Dubé accusé d’être obnubilé par la vaccination et de négliger ses autres tâches

QUÉBEC — Christian Dubé n’est pas le ministre de la vaccination, mais plutôt le ministre de la Santé, a fulminé mercredi la cheffe de l’opposition officielle Dominique Anglade.

Elle rappelait ses tâches à M. Dubé, après que le ministre eut affirmé, la veille, qu’il s’attendait à des bris de service dans les hôpitaux en raison de la pénurie d’infirmières.
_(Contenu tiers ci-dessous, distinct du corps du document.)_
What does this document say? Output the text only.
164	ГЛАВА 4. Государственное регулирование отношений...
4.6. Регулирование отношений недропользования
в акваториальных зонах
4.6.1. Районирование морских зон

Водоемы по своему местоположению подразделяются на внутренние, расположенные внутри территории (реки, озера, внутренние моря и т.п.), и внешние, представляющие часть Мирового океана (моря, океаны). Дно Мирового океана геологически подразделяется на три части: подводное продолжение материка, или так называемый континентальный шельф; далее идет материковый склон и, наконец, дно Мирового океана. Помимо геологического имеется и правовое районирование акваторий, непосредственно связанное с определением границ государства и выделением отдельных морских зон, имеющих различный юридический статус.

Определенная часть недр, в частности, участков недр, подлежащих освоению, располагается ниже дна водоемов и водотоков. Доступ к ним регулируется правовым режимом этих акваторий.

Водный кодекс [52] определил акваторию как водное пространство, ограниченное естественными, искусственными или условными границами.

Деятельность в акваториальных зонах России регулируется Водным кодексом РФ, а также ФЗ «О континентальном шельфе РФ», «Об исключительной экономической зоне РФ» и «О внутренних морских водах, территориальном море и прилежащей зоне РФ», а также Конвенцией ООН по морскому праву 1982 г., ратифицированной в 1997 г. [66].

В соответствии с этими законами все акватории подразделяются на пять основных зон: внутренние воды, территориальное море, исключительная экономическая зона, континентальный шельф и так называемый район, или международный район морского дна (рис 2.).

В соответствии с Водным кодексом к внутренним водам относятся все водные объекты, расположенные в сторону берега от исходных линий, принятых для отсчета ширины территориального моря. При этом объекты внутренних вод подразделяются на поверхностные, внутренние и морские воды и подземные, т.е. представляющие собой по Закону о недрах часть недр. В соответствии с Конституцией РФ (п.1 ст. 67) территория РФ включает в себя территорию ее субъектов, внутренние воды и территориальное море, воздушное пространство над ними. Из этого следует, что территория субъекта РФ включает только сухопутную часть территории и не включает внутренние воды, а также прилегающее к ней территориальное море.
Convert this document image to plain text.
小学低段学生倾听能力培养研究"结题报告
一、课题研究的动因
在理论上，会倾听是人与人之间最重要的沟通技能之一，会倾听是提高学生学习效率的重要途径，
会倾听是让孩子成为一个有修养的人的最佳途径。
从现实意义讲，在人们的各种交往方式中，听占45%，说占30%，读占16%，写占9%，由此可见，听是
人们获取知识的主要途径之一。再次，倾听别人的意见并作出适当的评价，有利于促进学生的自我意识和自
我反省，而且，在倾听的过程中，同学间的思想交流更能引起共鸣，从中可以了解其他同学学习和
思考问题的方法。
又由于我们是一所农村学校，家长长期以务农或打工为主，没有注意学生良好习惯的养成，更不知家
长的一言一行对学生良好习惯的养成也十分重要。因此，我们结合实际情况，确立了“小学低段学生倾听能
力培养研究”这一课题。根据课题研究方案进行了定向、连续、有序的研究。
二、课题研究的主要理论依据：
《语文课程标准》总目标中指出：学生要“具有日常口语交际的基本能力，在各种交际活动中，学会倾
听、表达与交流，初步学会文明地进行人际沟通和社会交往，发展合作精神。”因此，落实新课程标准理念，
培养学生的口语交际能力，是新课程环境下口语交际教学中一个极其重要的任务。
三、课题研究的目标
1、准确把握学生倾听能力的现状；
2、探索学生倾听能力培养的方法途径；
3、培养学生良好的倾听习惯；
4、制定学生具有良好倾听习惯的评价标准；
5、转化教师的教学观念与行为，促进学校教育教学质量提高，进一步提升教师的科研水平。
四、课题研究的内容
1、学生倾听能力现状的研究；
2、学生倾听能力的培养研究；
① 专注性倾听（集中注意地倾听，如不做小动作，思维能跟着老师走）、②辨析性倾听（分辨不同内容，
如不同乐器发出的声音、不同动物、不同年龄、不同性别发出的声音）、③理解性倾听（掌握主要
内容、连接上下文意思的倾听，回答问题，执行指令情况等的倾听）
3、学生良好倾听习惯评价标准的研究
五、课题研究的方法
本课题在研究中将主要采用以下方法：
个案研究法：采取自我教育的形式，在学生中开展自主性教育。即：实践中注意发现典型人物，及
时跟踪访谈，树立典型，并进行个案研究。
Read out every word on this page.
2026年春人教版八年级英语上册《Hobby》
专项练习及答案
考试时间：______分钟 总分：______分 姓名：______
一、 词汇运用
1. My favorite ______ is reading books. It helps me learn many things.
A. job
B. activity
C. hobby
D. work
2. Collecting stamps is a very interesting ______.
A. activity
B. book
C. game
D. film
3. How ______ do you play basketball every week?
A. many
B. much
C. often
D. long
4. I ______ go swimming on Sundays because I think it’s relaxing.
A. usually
Mardi, Christian Dubé s’était également déclaré surpris par l’ampleur de la pénurie. «Jamais je n’aurais pensé au début de l’été qu’on aurait le problème de personnel qu’on a en ce moment», a-t-il admis en point de presse. 

«La réalité, c’est que le ministre Dubé, il n’est pas le ministre de la vaccination, il est le ministre de la Santé, il doit se préoccuper de ces enjeux-là», a insisté Mme Anglade.

Le ministre s’est mis «la tête dans le sable» et n’a pas écouté les infirmières qui «crient depuis des mois ce message d’alarme», a quant à elle déploré la porte-parole libérale en santé, Marie Montpetit.

La seule personne surprise de la pénurie en santé, c’est le ministre de la Santé, a renchéri le chef parlementaire de Québec solidaire, Gabriel Nadeau-Dubois.

«Je pense que Christian Dubé a trop regardé ses tableaux interactifs au sujet de la vaccination et n’a pas assez écouté ce que disent les femmes dans le réseau de la santé», a-t-il dit.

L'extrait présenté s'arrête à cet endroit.